La fonction publique ne peut pas égaler le salaire ou la formation que fournissent les consultants privés. Mais s’il prenait plus de responsabilités et payait un peu mieux, il pourrait attirer les diplômés les plus brillants. « Vous pouvez réellement avoir une fonction publique créative et dynamique », déclare Mazzucato. «De par leur conception, nous rendons beaucoup plus intéressant de travailler dans les Google, les Goldman Sachs et les McKinsey. Comment relancer la fonction publique ? Ce n’est pas par Dominic Cummings « nous avons besoin de geeks au gouvernement ». C’est en changeant les attributions du gouvernement.

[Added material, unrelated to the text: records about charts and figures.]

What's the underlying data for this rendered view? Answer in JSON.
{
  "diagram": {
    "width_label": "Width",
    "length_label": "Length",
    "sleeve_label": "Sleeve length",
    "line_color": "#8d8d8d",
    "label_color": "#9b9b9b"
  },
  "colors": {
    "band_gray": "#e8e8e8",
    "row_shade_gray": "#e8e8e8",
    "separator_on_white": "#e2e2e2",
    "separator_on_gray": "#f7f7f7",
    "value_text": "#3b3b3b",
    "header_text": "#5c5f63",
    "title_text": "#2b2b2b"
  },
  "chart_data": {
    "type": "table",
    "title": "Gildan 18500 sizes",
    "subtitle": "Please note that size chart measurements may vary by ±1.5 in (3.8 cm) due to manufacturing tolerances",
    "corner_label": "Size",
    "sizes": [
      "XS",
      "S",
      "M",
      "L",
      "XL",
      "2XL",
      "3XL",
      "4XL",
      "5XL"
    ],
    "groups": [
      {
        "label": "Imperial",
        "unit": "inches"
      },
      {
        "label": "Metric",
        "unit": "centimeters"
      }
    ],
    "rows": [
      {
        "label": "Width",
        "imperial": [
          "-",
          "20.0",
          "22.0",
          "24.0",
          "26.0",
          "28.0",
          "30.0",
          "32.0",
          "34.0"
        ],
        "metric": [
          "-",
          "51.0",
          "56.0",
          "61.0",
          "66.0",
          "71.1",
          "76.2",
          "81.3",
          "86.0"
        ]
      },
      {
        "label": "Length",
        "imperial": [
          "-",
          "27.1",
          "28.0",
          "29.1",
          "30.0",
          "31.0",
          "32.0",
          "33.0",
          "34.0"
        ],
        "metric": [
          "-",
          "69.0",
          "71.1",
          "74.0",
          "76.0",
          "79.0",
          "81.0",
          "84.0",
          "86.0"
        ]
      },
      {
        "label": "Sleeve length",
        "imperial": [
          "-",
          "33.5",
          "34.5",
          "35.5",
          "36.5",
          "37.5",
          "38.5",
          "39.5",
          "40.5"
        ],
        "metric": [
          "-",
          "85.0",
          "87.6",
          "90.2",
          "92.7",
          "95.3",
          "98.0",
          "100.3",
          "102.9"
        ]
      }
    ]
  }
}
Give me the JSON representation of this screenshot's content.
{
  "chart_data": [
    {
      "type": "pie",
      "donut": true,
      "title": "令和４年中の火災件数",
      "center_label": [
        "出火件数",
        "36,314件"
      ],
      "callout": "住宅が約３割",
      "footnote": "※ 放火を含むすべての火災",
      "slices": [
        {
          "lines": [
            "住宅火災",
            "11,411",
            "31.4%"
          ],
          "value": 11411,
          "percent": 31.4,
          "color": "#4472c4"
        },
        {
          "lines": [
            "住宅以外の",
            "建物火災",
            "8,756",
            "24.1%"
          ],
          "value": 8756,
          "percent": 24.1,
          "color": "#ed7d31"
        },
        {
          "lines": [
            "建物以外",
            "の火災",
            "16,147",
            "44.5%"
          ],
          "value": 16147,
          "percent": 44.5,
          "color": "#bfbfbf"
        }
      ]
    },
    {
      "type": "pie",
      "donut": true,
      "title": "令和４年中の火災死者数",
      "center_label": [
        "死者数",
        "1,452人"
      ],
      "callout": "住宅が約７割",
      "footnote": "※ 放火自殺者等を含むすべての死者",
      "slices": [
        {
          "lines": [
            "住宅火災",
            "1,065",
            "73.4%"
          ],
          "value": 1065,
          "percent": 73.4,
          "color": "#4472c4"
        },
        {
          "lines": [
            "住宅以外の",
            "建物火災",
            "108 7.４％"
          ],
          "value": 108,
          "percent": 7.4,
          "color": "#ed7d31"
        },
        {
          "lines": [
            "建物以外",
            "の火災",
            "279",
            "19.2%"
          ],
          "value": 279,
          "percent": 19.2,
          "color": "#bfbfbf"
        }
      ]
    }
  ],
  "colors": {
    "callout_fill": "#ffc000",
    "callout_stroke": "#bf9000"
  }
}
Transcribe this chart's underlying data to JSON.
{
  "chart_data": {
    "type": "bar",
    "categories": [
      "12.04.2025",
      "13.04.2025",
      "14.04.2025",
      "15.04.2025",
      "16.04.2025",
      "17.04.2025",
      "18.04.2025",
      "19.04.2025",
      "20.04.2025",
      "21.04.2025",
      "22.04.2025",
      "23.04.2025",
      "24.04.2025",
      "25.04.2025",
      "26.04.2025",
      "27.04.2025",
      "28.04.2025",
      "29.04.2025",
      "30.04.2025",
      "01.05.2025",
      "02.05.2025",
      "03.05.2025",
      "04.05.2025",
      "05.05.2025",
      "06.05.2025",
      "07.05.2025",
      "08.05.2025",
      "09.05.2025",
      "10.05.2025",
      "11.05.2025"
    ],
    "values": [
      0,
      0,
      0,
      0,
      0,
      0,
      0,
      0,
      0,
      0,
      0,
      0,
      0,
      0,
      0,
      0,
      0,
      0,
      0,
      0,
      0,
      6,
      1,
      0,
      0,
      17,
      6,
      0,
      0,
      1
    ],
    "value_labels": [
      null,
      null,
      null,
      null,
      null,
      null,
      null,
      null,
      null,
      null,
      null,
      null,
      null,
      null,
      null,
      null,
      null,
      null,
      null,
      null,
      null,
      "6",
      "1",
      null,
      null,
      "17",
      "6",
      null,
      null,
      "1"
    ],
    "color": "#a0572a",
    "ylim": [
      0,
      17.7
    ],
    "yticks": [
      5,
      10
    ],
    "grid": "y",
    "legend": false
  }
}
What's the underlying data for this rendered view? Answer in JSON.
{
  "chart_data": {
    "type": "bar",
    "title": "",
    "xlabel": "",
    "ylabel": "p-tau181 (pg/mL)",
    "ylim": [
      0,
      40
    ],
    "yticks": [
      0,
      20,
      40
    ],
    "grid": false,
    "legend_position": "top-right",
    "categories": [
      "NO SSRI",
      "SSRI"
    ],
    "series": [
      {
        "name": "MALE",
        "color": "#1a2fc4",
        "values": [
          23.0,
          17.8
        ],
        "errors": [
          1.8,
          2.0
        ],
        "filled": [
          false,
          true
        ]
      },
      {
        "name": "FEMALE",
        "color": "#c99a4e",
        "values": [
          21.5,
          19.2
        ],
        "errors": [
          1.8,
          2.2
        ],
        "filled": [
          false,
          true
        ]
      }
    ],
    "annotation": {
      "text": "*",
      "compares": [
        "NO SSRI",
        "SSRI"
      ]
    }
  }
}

Nous devons le rendre vraiment cool.
Je me demande si le scepticisme des électeurs à l’égard d’un secteur public plus fort persistera, car ils craignent qu’il ne reste plus d’argent. Mazzucato réplique : « L’argent sort du bois pour les guerres. Quelqu’un a-t-il déjà dit que nous ne pouvions pas aller en Afghanistan, nous ne pouvions pas faire la deuxième guerre mondiale, nous ne pouvions pas aller en Ukraine parce qu’il n’y avait pas d’argent ? Lorsque nous nous soucions de choses, nous créons de l’argent, en particulier dans les pays ayant leur propre monnaie souveraine.
L’austérité crée souvent ses propres coûts, soutient-elle, citant la fermeture de clubs de jeunes dans son quartier à Londres.
Un instant, elle est haletante, implacable, idéologique. Puis elle prend du recul et tente de séduire le public le plus large possible : « Il ne s’agit pas d’un grand ou d’un petit gouvernement. Il s’agit du comment.